After observing that Catholics were asked 14 questions, with responses broken down on the basis of church attendance, I took note of the one exception: the poll did not disaggregate the data on the basis of church attendance regarding same-sex marriage. Predictably, the media gave this “finding” top billing. In fact, it was the source of much conversation on radio and TV over the weekend, all of which was based on misleading data.
After our news release was distributed, reporters from CNSNews.com contacted Quinnipiac. What they admitted totally alters the outcome: 55 percent of Catholics who are regular church-goers are opposed to gay marriage, and only 38 percent favor it.

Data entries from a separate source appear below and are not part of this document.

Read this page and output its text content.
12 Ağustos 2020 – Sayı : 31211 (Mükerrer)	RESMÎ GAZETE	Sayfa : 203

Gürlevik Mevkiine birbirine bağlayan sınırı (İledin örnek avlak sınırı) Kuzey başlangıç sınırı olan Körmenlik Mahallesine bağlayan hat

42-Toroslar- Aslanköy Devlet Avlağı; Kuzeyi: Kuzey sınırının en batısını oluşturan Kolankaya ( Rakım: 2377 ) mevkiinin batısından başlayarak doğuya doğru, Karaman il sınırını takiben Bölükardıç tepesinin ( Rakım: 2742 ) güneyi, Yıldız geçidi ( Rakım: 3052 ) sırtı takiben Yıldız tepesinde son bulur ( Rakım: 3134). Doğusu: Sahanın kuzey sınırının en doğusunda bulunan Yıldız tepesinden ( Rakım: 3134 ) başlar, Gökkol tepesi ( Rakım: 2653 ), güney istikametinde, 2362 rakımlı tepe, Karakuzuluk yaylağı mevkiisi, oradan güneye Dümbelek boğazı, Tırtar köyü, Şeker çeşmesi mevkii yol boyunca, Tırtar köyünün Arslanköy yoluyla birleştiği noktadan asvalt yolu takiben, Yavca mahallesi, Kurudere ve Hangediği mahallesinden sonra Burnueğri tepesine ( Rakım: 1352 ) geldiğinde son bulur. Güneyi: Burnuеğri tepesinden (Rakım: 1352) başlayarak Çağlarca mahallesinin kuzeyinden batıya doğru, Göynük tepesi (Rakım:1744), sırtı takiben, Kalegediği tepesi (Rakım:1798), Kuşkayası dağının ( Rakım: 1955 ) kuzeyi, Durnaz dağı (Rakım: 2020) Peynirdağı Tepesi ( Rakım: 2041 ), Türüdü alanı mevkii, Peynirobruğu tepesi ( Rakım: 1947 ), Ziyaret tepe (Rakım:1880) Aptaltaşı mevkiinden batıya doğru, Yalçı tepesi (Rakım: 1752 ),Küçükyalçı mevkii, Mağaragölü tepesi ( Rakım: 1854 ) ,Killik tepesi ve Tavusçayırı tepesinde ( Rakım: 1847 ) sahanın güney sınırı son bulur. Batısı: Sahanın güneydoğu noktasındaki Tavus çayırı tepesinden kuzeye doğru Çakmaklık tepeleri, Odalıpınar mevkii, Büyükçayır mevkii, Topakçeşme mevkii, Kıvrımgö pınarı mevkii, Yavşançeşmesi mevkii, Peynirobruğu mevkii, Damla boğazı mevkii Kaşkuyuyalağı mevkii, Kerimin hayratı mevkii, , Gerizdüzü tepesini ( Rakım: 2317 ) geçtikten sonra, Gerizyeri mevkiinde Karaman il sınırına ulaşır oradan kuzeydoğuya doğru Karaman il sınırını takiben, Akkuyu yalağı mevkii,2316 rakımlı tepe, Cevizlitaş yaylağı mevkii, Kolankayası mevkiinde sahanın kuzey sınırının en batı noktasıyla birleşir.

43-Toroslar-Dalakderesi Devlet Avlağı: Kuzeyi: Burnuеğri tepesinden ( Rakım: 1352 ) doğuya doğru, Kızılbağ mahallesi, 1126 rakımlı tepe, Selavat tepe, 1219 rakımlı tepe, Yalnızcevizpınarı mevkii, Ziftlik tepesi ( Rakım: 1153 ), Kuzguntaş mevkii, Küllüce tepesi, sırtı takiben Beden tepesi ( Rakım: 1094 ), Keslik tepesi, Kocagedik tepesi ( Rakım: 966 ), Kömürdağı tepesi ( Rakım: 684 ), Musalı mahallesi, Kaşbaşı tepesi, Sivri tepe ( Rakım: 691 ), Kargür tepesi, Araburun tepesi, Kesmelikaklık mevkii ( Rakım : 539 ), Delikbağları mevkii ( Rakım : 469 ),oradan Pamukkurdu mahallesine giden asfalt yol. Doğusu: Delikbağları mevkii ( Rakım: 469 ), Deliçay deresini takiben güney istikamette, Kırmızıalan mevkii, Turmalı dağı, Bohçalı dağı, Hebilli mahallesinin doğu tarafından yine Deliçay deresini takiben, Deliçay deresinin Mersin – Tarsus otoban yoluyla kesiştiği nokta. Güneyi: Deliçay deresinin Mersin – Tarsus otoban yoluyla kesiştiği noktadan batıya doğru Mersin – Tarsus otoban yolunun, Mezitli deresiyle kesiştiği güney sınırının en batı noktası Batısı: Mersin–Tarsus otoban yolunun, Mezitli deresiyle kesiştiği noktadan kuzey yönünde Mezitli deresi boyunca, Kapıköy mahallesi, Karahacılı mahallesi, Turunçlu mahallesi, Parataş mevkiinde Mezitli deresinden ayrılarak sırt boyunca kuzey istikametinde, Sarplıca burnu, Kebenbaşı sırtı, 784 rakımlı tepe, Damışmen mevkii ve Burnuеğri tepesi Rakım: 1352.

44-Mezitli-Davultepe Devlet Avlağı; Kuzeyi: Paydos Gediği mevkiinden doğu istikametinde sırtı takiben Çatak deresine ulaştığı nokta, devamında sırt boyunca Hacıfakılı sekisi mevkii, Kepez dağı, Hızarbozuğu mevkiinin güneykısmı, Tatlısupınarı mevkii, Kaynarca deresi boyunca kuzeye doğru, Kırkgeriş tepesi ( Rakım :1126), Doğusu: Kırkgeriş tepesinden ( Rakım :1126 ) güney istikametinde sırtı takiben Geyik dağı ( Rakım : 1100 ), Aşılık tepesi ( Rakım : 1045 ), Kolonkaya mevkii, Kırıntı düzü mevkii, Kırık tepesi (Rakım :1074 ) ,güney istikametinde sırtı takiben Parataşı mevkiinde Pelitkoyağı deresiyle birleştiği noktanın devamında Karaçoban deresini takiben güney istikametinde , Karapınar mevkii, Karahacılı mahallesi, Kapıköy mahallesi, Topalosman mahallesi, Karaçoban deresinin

This is important because Quinnipiac’s Peter A. Brown was cited all over for claiming that “Catholic voters are leading American voters toward support for same-sex marriage.” Nonsense.
Catholic News Agency spoke to Brown about this matter. He wants us to believe that “we only have so much space, and can only do so many things up front.” But they had plenty of space to record the difference between practicing Catholics and nominal Catholics on whether the next pope should come from the U.S. or not.
Adding to Quinnipiac’s problems is this: even now, after admitting that it misled the public, it still hasn’t corrected the record on its website. Its credibility as a serious survey house has thus been compromised.